The relationship between higher volume and better outcomes is strong but not absolute or even a straight line. Although the risk of dying at one hospital may be far higher than at another, a patient's risk may still be low. Some low-volume centers, moreover, consistently do well; some high-volume centers do not. And some high-volume centers may operate on people who don't need surgery, says Dr. Kevin Bozic, chairman of surgery and professor of orthopedic surgery at the University of Texas in Austin. Even if such a center is highly proficient, any surgery exposes patients to risks, so someone having an unneeded operation is automatically in a higher-risk category.
Evaluation of hospital care, say Bozic and other researchers, should include volume along with other factors, preferably information derived from outcomes data like rates of deaths and complications.
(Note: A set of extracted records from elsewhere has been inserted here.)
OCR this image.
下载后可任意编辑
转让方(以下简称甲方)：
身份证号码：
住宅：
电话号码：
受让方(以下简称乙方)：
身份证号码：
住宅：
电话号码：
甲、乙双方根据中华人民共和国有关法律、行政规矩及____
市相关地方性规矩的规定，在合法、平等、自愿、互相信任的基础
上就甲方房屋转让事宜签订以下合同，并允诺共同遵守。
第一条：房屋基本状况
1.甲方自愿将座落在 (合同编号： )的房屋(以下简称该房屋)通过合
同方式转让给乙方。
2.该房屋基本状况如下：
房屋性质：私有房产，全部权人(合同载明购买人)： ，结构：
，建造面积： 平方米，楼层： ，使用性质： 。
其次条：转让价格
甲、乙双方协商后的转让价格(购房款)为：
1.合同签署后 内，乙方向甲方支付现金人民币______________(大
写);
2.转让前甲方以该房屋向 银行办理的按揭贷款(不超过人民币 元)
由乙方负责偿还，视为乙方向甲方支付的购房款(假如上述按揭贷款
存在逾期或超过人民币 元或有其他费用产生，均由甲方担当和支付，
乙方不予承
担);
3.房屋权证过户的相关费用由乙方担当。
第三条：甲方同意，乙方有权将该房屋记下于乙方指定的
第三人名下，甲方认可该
U.S. News has designed Best Hospitals, Best Children's Hospitals and the new Best Hospitals for Common Care around that principle. But the relationship between low volume and poor outcomes is easily strong enough to raise questions about seeking care at a hospital where few patients in a procedure or condition of interest are treated.
The current massive consolidation of larger and smaller hospitals may winnow out some low-volume hospitals. "Thousands of hospitals may close, many of them smaller," says Wachter. "Some of them are already living on the edge." He believes the casualties are likely to be driven more by economics than quality. They could include both high-mortality hospitals and excellent small hospitals with a couple of dozen beds that he knows from visits in states like Iowa and South Dakota, "God bless them," says Wachter of the small strivers. "They're doing the best they can."
Putting the onus on patients to identify riskier healthcare settings may be asking too much, says Wachter. Perhaps, he says, centers that only do a few heart bypasses, hip replacements or other procedures a year should carry a "black-box warning" on their web pages and elsewhere, as risky medications do – a statement that provides information but leaves it to patients to decide what to do with it.